The Parable of the Full Cup
A university profession went to see a zen master… While the master quietly served tea, the professor talked about zen! The master poured his visitors’ cup to the brim, and then kept on pouring.
The professor watched the overflow until he could no longer restrain himself. “It is overfull. No more will go in!” The professor blurted. The Zen master replied, “Like this cup,” Nan-in said, “you are full of your own opinions and speculations. How can I show you Zen unless you first empty your cup?”
The man got the message, took a deep breath, and nodded. The master continued.
See not one thing as a thing, but all possibilities of what it may be. A cup is a cup in your mind, and To someone else, it could be a weapon; it could even be a hat. At this moment, it is a river, and now let us drink from the river of wisdom. He stopped pouring, and both of them picked up their tea.
“Uhh, what about the mess?” the professor asked.
The Zen master looked at him and said: “Let go of it, and let it be.”
The parable of the full cup is a great reminder that to learn and receive wisdom, we have to be humble, empty our minds, and make room for the new. Like all Zen Koans, this one explains a straightforward concept: that learning a new skill requires an open account. Far too often, we think we know everything, especially as we begin to get better at power. Still, in reality, every time we approach something new, we come at it with preconceived notions that we learned from our childhood or society.

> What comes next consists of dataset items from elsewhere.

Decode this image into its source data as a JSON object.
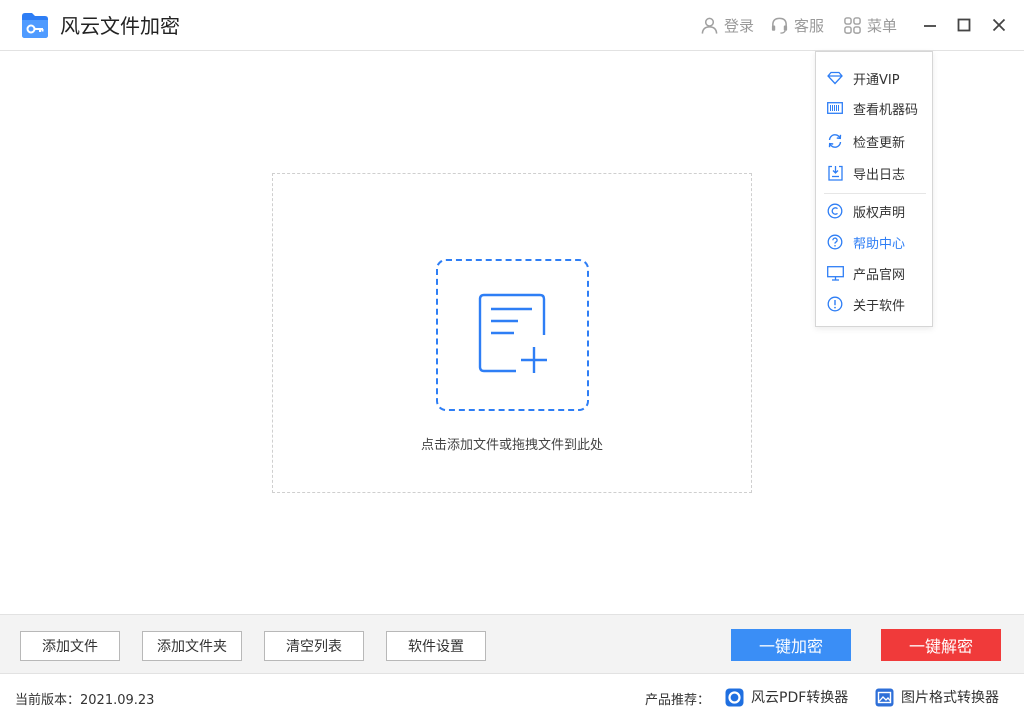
{
  "app": {
    "title": "风云文件加密"
  },
  "header": {
    "login_label": "登录",
    "service_label": "客服",
    "menu_label": "菜单"
  },
  "dropzone": {
    "hint": "点击添加文件或拖拽文件到此处"
  },
  "menu": {
    "items": [
      {
        "label": "开通VIP",
        "icon": "diamond-icon"
      },
      {
        "label": "查看机器码",
        "icon": "barcode-icon"
      },
      {
        "label": "检查更新",
        "icon": "refresh-icon"
      },
      {
        "label": "导出日志",
        "icon": "export-log-icon"
      },
      {
        "label": "版权声明",
        "icon": "copyright-icon"
      },
      {
        "label": "帮助中心",
        "icon": "help-icon"
      },
      {
        "label": "产品官网",
        "icon": "monitor-icon"
      },
      {
        "label": "关于软件",
        "icon": "info-icon"
      }
    ]
  },
  "toolbar": {
    "add_file": "添加文件",
    "add_folder": "添加文件夹",
    "clear_list": "清空列表",
    "settings": "软件设置",
    "encrypt": "一键加密",
    "decrypt": "一键解密"
  },
  "status": {
    "version": "当前版本：2021.09.23",
    "recommend_label": "产品推荐：",
    "rec_pdf": "风云PDF转换器",
    "rec_image": "图片格式转换器"
  },
  "colors": {
    "accent": "#2e7ef5",
    "encrypt_button": "#3a8ef6",
    "decrypt_button": "#f03a3a",
    "header_text": "#9a9a9a"
  }
}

Spirituality is an excellent example of this, when people first approach it, a lot of us do so from a skeptical point of view after all, until you’ve personally experienced the value of meditation or the chakras within you, the whole idea of energy centers in our body that can’t be shown physically can seem crazy, and maybe there is something to the notion that our perception influences how much we can see or at least, allow ourselves to see. After all, people say seeing is believing, but believing is what will enable you to view and expose you to new ways of thinking.
In the words of Henry Thoreau, “When any real progress is made, we unlearn and learn anew what we thought we knew before.” Sometimes, it can feel as if we know everything there is to know about a topic..but we should remember that knowledge is usually done from within one’s perspective. And while someone may know everything about something, it is only from their point of view.
It is only by exposing oneself to new ideas, new people, theories, and ways of thinking that we can grow as individuals.
Zen Buddhist Missionary Shunryu Suzuki-roshi once said that “in the beginner’s mind there are many possibilities….. In the expert’s there are few”…is there a lesson here that when we come at a problem with a full mind, we can’t hope to solve it? If our account is full of preconditions about how to explain something, maybe sometimes there isn’t enough room for the actual answer.
Perhaps then, the ultimate lesson of this parable can be expressed by another zen proverb…that Knowledge is the act of learning something every day. But Wisdom is the act of letting something go every day.